The royal family responded to Prince Harry’s claims in a March interview with Oprah Winfrey that the family “literally cut him off financially” in the first quarter of 2020. Harry also said during the interview that he has what his mother Princess Diana left him £7 million. Keeping afloat and keeping his family safe has also helped him with his contracts with Netflix and Spotify.
And now the royal family’s financial statements for 2020-2021 have been released. A high-ranking Clarence House spokesman said: “As we all remember, in January 2020, when the Duke and Duchess announced they were going to leave the current royal family, the Duke said they would work to become financially independent. The Prince of Wales provided a significant amount of funding to support their transition. That funding stopped last summer, and the couple is now financially independent.”

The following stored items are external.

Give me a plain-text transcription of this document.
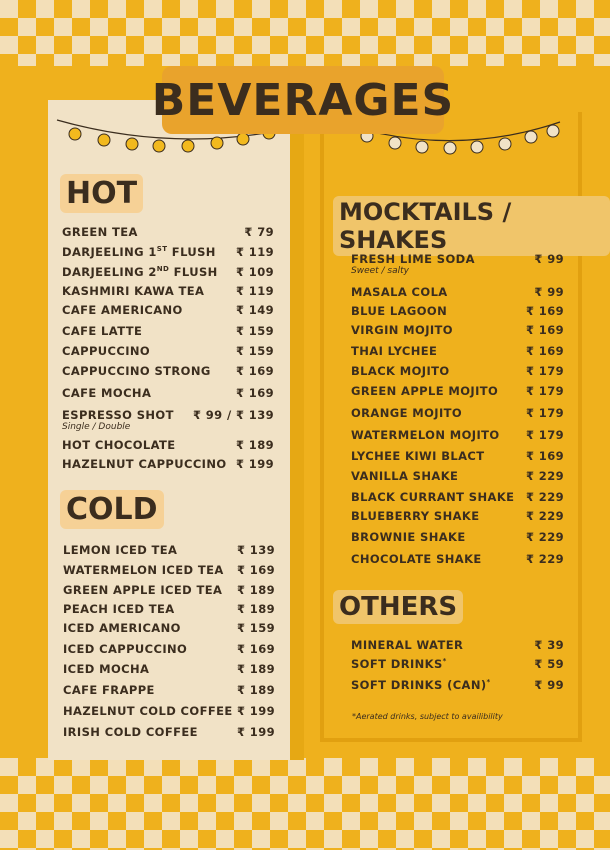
BEVERAGES
HOT
COLD
MOCKTAILS / SHAKES
OTHERS
GREEN TEA	₹ 79
DARJEELING 1ST FLUSH ₹ 119
DARJEELING 2ND FLUSH ₹ 109
KASHMIRI KAWA TEA	₹ 119
CAFE AMERICANO	₹ 149
CAFE LATTE	₹ 159
CAPPUCCINO	₹ 159
CAPPUCCINO STRONG ₹ 169
CAFE MOCHA	₹ 169
ESPRESSO SHOT ₹ 99 / ₹ 139
Single / Double
HOT CHOCOLATE	₹ 189
HAZELNUT CAPPUCCINO ₹ 199
LEMON ICED TEA	₹ 139
WATERMELON ICED TEA ₹ 169
GREEN APPLE ICED TEA ₹ 189
PEACH ICED TEA	₹ 189
ICED AMERICANO	₹ 159
ICED CAPPUCCINO	₹ 169
ICED MOCHA	₹ 189
CAFE FRAPPE	₹ 189
HAZELNUT COLD COFFEE ₹ 199
IRISH COLD COFFEE	₹ 199
FRESH LIME SODA	₹ 99
Sweet / salty
MASALA COLA	₹ 99
BLUE LAGOON	₹ 169
VIRGIN MOJITO	₹ 169
THAI LYCHEE	₹ 169
BLACK MOJITO	₹ 179
GREEN APPLE MOJITO ₹ 179
ORANGE MOJITO	₹ 179
WATERMELON MOJITO ₹ 179
LYCHEE KIWI BLACT	₹ 169
VANILLA SHAKE	₹ 229
BLACK CURRANT SHAKE ₹ 229
BLUEBERRY SHAKE	₹ 229
BROWNIE SHAKE	₹ 229
CHOCOLATE SHAKE	₹ 229
MINERAL WATER	₹ 39
SOFT DRINKS*	₹ 59
SOFT DRINKS (CAN)*	₹ 99
*Aerated drinks, subject to availibility
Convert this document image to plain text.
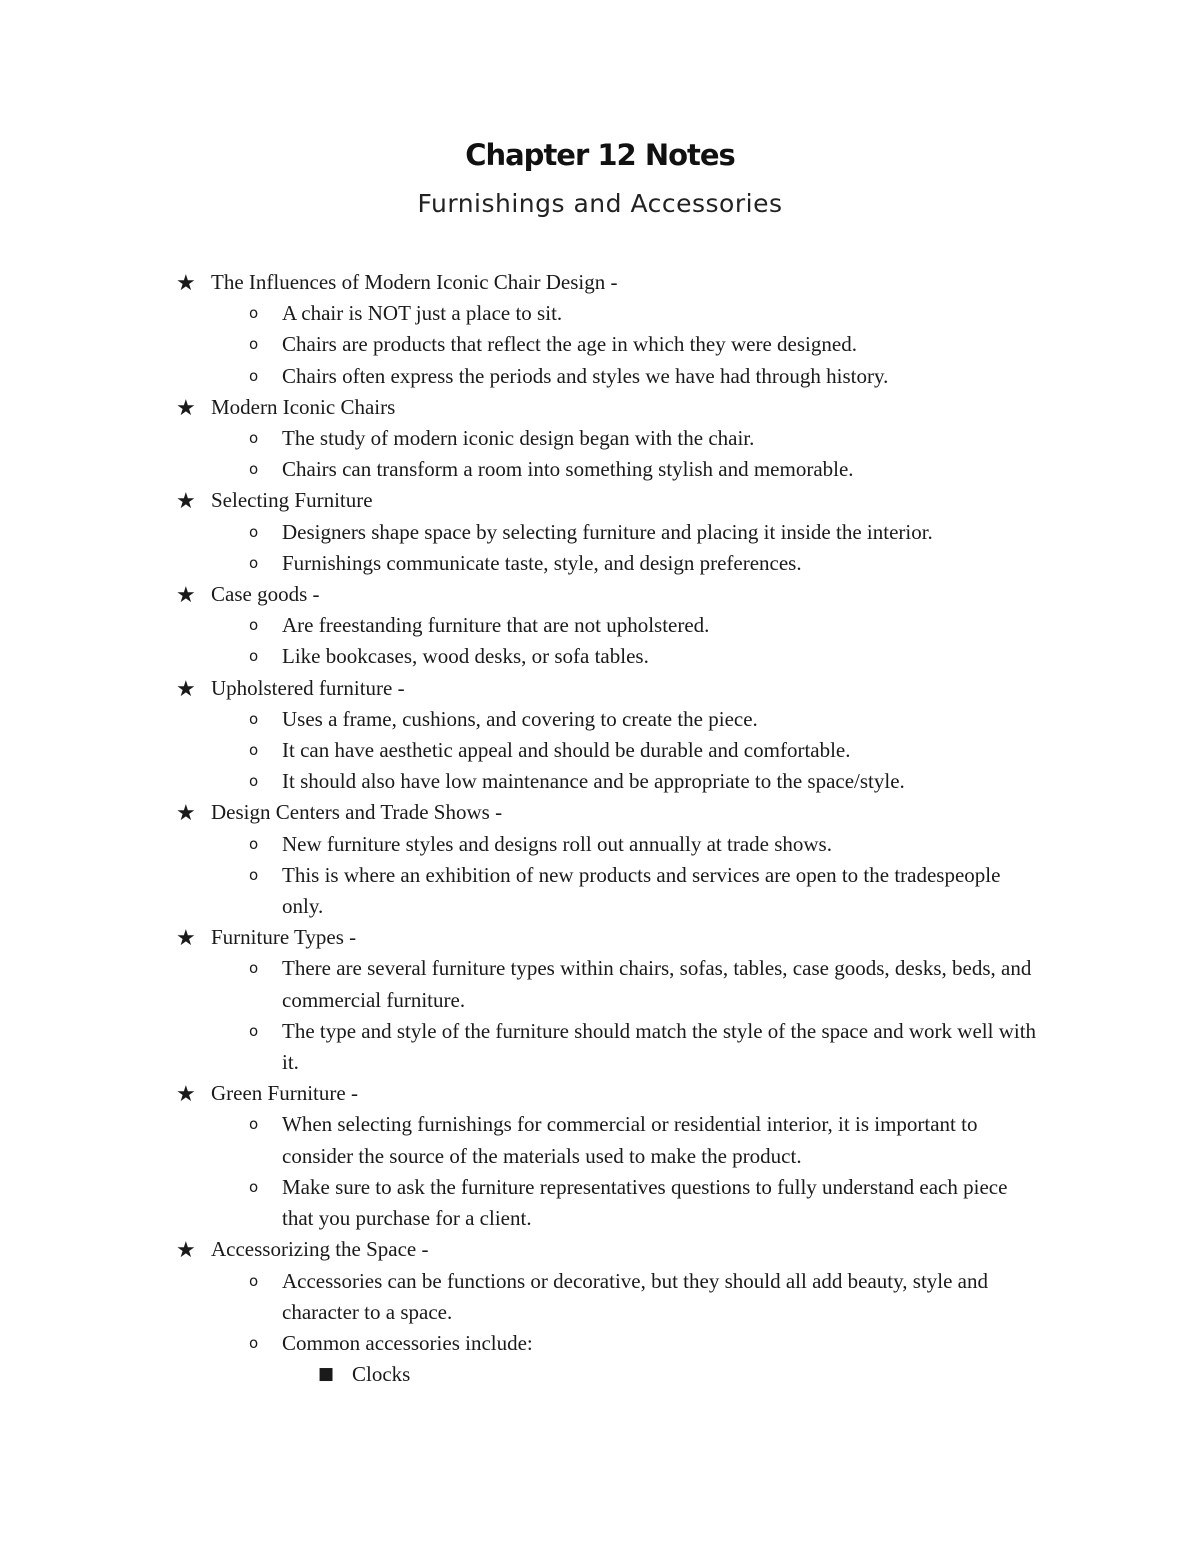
Chapter 12 Notes
Furnishings and Accessories
★ The Influences of Modern Iconic Chair Design -
o A chair is NOT just a place to sit.
o Chairs are products that reflect the age in which they were designed.
o Chairs often express the periods and styles we have had through history.
★ Modern Iconic Chairs
o The study of modern iconic design began with the chair.
o Chairs can transform a room into something stylish and memorable.
★ Selecting Furniture
o Designers shape space by selecting furniture and placing it inside the interior.
o Furnishings communicate taste, style, and design preferences.
★ Case goods -
o Are freestanding furniture that are not upholstered.
o Like bookcases, wood desks, or sofa tables.
★ Upholstered furniture -
o Uses a frame, cushions, and covering to create the piece.
o It can have aesthetic appeal and should be durable and comfortable.
o It should also have low maintenance and be appropriate to the space/style.
★ Design Centers and Trade Shows -
o New furniture styles and designs roll out annually at trade shows.
o This is where an exhibition of new products and services are open to the tradespeople only.
★ Furniture Types -
o There are several furniture types within chairs, sofas, tables, case goods, desks, beds, and commercial furniture.
o The type and style of the furniture should match the style of the space and work well with it.
★ Green Furniture -
o When selecting furnishings for commercial or residential interior, it is important to consider the source of the materials used to make the product.
o Make sure to ask the furniture representatives questions to fully understand each piece that you purchase for a client.
★ Accessorizing the Space -
o Accessories can be functions or decorative, but they should all add beauty, style and character to a space.
o Common accessories include:
■ Clocks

Asked about the inconsistencies in the Duke’s words, the spokesman said, “I wouldn’t admit that they are drastically different. All I can tell you are the facts.” He described the couple’s departure from the current royal family as “a matter of great sadness” and added: “But the prince wanted to help in this effort, and has given a substantial sum to the Duke and Duchess of Sussex to help them with this transition.”
Harry and Meghan’s public duties, as well as some private expenses, were largely funded by the Prince of Wales from his personal income of £22 million a year from the Duchy of Cornwall, not from taxpayer money, but from the money Charles receives because of his position as heir to the family. And this is despite the fact that Harry and Charles’s relationship, to put it bluntly, is not the warmest.

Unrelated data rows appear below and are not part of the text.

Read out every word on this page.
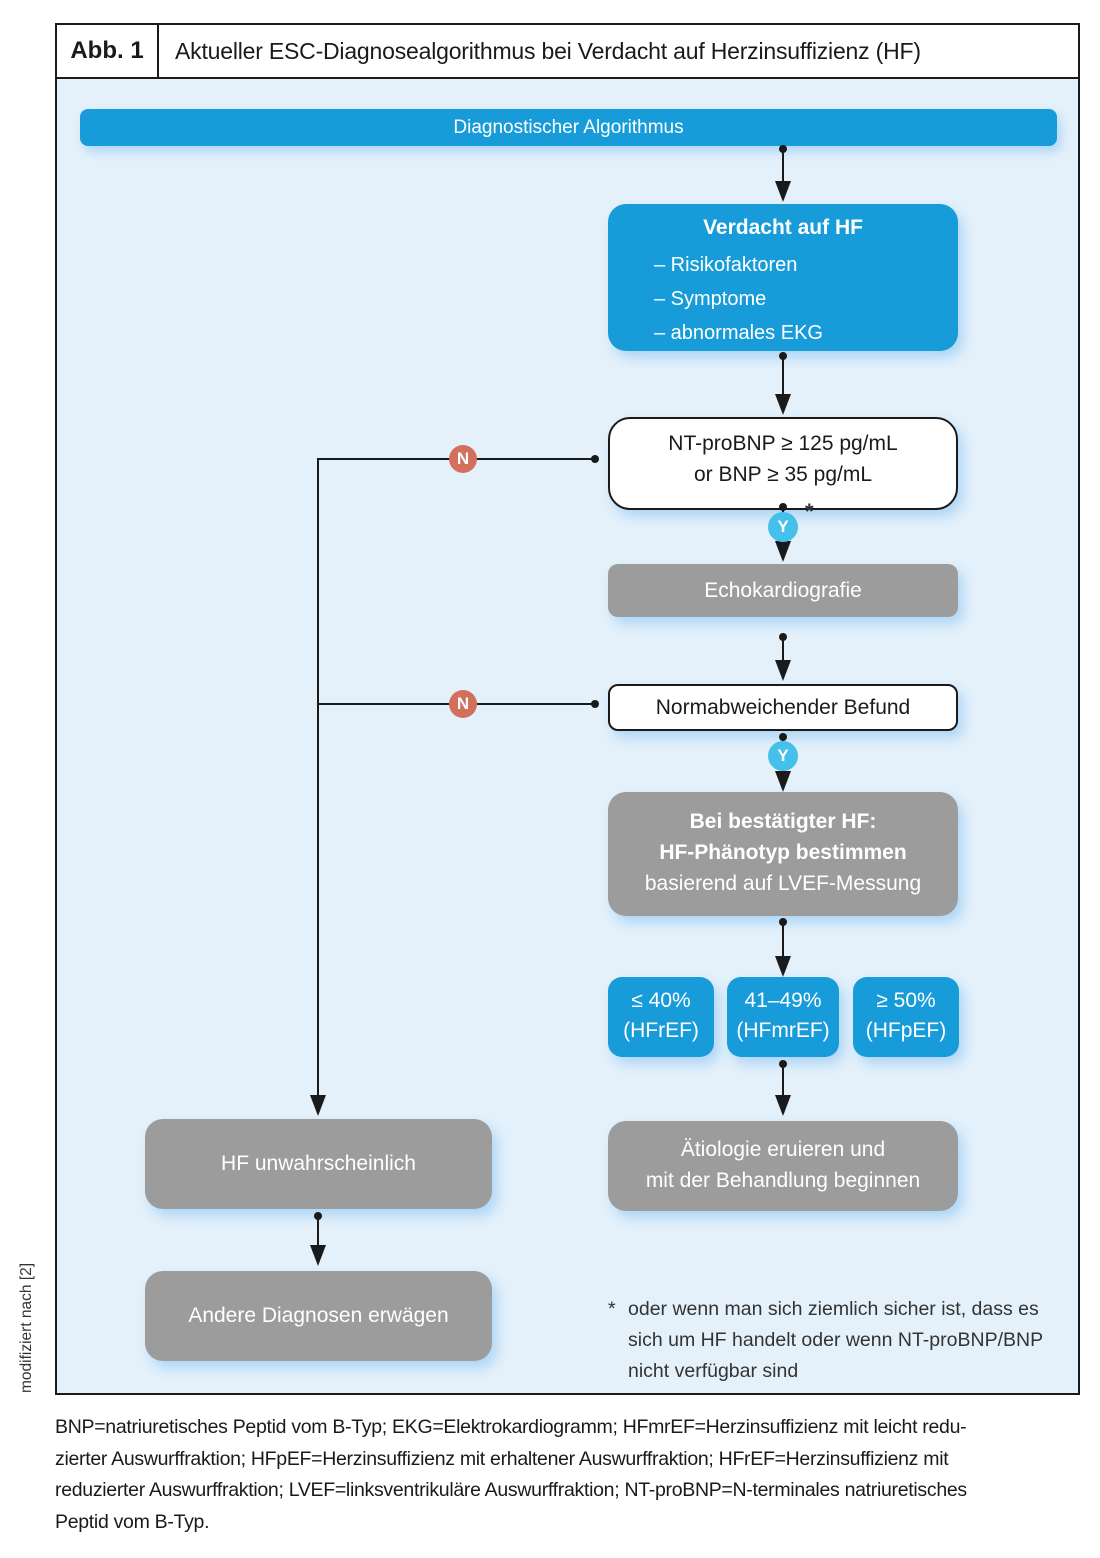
Abb. 1	Aktueller ESC-Diagnosealgorithmus bei Verdacht auf Herzinsuffizienz (HF)
Diagnostischer Algorithmus
Verdacht auf HF
– Risikofaktoren
– Symptome
– abnormales EKG
NT-proBNP ≥ 125 pg/mL
or BNP ≥ 35 pg/mL
Y
*
Echokardiografie
Normabweichender Befund
Y
Bei bestätigter HF:
HF-Phänotyp bestimmen
basierend auf LVEF-Messung
≤ 40%
(HFrEF)
41–49%
(HFmrEF)
≥ 50%
(HFpEF)
Ätiologie eruieren und
mit der Behandlung beginnen
N
N
HF unwahrscheinlich
Andere Diagnosen erwägen	* oder wenn man sich ziemlich sicher ist, dass es
sich um HF handelt oder wenn NT-proBNP/BNP
nicht verfügbar sind
modifiziert nach [2]
BNP=natriuretisches Peptid vom B-Typ; EKG=Elektrokardiogramm; HFmrEF=Herzinsuffizienz mit leicht redu-
zierter Auswurffraktion; HFpEF=Herzinsuffizienz mit erhaltener Auswurffraktion; HFrEF=Herzinsuffizienz mit
reduzierter Auswurffraktion; LVEF=linksventrikuläre Auswurffraktion; NT-proBNP=N-terminales natriuretisches
Peptid vom B-Typ.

Taxpayers paid for the couple’s official travel and some of their office expenses, as well as an undisclosed amount for their security while they were full-time members of the royal family.
The annual report also includes a payment of £2.4 million from the Sussex’s to reimburse expenses incurred on the renovation of Frogmore Cottage, most of which was recognized as income for the year.
Clarence House’s annual review showed that spending on all princes’ activities and transfers to reserves in 2020-2021 was £4.452 million, down 21 percent from 2019-2020. Charles’ annual income from Duchy of Cornwall income fell to £20.4 million by £1.8 million, or 8%.